Les images du délit, prises par des badauds et immédiatement diffusées sur le net, ont rapidement fait le tour des rédactions et, évidemment, de la planète – est-il nécessaire de souligner que Wallbook, traduit en soixante-neuf langues, connaît une admiration et une influence grandissantes.
Refusant d’obtempérer aux injonctions d’un agent qui se trouvait sur place, c’est manu militari que l’interessé à été emmené quelques instants plus tard par les forces de l’ordre ; non sans avoir tenté de justifier les raisons de son comportement erratique – érotique diraient certains –, notamment en hurlant qu’un kamikaze néosalafiste allait faire sauter la librairie La Hune, où il était attendu quelques dizaines de mètres plus loin. Poussée délirante qui semble bien confirmer la thèse de la consommation immodérée d’alcool, voire d’une autre substance psychoactive.

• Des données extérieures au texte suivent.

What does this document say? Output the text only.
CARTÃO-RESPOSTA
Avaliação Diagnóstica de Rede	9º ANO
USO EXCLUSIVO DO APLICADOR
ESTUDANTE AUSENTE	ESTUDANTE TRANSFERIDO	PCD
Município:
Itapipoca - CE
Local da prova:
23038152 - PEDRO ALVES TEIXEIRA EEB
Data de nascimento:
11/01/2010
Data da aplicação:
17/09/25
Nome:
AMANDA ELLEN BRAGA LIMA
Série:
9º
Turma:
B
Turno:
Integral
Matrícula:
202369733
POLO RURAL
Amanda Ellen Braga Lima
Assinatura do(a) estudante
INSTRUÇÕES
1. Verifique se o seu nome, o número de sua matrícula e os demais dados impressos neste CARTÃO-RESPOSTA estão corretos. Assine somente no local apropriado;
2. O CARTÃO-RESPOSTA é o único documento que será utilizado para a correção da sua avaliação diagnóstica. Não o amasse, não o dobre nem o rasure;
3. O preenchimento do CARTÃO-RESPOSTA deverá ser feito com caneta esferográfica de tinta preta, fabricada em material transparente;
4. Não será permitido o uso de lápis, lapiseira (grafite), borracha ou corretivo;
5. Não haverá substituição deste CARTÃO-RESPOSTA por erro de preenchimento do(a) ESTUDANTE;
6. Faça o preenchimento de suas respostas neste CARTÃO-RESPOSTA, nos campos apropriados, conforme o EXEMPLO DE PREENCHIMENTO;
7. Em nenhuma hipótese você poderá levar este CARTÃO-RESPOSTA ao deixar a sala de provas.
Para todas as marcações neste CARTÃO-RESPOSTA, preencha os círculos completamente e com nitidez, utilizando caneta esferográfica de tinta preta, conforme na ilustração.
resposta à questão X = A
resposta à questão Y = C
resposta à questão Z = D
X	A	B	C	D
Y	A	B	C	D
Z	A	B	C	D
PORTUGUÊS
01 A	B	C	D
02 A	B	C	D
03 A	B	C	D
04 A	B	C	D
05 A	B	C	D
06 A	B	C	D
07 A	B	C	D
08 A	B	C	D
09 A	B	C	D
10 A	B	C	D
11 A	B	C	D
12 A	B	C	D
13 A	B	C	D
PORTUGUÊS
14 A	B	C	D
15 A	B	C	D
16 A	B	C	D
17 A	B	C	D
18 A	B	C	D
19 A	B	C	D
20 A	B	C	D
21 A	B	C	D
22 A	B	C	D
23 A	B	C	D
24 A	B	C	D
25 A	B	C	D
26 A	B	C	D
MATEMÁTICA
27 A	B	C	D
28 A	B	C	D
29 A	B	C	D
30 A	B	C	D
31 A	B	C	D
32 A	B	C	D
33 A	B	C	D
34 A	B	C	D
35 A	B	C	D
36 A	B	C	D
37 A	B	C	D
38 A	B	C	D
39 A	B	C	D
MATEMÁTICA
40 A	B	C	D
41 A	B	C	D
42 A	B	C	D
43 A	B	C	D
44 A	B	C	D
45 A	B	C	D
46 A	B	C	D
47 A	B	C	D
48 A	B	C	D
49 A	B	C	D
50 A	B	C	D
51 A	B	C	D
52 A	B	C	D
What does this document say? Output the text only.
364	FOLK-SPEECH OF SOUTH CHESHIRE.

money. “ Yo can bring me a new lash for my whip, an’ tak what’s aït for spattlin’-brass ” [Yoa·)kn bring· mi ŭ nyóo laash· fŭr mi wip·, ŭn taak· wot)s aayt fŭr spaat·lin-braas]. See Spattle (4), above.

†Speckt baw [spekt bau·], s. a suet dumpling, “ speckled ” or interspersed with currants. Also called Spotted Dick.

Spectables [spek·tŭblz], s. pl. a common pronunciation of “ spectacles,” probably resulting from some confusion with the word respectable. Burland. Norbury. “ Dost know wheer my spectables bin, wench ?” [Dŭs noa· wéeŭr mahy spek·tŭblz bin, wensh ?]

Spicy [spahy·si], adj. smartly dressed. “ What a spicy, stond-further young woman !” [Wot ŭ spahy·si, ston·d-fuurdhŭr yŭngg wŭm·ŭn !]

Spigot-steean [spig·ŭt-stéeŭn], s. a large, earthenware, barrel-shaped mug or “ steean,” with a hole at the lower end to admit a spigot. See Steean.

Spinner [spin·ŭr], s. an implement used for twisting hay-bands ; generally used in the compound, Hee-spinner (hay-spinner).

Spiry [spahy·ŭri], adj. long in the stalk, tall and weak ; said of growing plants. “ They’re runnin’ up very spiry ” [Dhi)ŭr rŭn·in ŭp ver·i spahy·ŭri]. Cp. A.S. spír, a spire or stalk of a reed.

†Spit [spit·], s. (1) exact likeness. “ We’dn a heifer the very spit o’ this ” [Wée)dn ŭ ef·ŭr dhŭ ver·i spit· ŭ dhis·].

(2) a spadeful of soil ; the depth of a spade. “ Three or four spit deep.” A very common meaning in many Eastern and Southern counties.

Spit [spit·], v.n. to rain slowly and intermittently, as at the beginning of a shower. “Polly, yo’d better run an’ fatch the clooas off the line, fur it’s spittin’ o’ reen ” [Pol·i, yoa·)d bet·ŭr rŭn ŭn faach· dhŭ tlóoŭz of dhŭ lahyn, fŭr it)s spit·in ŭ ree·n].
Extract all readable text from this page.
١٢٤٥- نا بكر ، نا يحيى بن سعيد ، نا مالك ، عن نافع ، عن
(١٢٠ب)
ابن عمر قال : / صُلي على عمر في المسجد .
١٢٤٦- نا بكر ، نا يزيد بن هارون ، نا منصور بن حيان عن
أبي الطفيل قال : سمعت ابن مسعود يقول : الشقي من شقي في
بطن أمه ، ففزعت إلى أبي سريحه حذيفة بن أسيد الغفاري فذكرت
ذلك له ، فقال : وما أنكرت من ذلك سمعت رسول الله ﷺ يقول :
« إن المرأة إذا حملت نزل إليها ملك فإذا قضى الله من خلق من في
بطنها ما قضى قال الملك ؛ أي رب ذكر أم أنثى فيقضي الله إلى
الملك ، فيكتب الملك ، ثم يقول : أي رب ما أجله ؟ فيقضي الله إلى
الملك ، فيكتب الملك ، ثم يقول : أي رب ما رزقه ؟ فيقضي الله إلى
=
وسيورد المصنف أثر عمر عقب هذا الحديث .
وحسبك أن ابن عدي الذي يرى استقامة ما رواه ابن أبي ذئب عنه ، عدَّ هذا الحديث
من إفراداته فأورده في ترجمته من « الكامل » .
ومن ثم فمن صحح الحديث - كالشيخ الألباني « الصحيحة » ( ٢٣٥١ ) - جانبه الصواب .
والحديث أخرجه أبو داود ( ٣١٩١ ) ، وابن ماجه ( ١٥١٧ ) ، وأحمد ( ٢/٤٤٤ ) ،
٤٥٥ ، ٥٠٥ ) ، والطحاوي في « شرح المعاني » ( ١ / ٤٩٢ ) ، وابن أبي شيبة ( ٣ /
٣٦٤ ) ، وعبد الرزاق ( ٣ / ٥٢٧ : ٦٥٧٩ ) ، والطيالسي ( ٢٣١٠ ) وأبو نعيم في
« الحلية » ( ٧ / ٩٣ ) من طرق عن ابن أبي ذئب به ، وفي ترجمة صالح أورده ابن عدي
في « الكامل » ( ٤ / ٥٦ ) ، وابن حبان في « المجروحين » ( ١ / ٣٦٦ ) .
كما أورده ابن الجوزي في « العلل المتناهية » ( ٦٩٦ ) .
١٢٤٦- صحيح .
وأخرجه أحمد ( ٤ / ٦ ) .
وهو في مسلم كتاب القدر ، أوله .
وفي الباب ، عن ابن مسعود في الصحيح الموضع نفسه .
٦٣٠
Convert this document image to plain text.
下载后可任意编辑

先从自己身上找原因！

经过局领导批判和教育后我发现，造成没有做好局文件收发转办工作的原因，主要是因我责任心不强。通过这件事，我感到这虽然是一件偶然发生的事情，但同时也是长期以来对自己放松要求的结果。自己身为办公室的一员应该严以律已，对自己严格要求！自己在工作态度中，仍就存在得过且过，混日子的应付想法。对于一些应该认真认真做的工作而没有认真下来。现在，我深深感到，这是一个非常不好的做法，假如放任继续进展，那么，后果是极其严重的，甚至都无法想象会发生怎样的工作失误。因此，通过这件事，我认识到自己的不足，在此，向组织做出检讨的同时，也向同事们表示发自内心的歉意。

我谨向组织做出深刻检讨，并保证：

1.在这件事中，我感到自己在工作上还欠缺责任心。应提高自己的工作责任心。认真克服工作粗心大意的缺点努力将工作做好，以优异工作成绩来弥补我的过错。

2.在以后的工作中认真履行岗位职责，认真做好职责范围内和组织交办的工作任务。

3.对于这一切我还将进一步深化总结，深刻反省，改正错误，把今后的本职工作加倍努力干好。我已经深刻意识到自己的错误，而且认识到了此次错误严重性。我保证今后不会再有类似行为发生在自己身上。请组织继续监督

Une enquête a été ouverte, mais il est vraisemblable que l’attentat à la pudeur sera le principal chef d’accusation retenu, d’autant que de nombreux enfants se trouvaient sur les lieux, ainsi qu’on peut l’observer sur les édifiants clichés en circulation. A l’heure où nous imprimons, Mickael Wallbook serait encore en garde à vue, ainsi que nous l’a annoncé Jean-René Abdelaoui, son avocat.
Kinésithérapeute de formation, Wallbook commet en 1994 un premier roman remarqué, « Les tensions du dos mènent à la chute », puis obtient la reconnaissance du public quelques années plus tard avec « Articles épars et mules austères », objet très vite culte, mêlant subtilement essai gastronomique, science-fiction, et misère sexuelle. Suivront « Flat Porn », ode aux grands voyageurs musulmans, tout de délices et d’espièglerie, « l’Impôt ciblé du Nil », qui marqua moins les esprits, puis « la Tartelette… » il y a deux ans, qui emportera alors l’adhésion internationale à l’unanimité, malgré le courroux de la consternante “Collégiale des Fils de Phébus”. (Le film éponyme, Palme d’Or à Cannes en 2011 et que l’auteur réalisa lui-même avec un téléphone portable – après l’échec de l’adaptation de son livre précédent –, n’eut pas moins de succès.)
Wallbook nobélisable ? Telle est la question qui fait couler beaucoup d’encre et de fiel ces temps-ci, autour de la parution de son fort courageux dernier roman. Espérons que la sottise de notre burlesque héros national, dont on ne compte plus les facéties, ne mette pas en péril cette ultime consécration.
Quoi qu’il en soit – et à l’instar des provocations d’un Gainsbourg ou d’un Bukowski – l’incident de jeudi saura faire parler de celui qui, non content d’être considéré comme un écrivain de génie, peut d’ores et déjà se réjouir d’être intronisé Roi du néomarketing.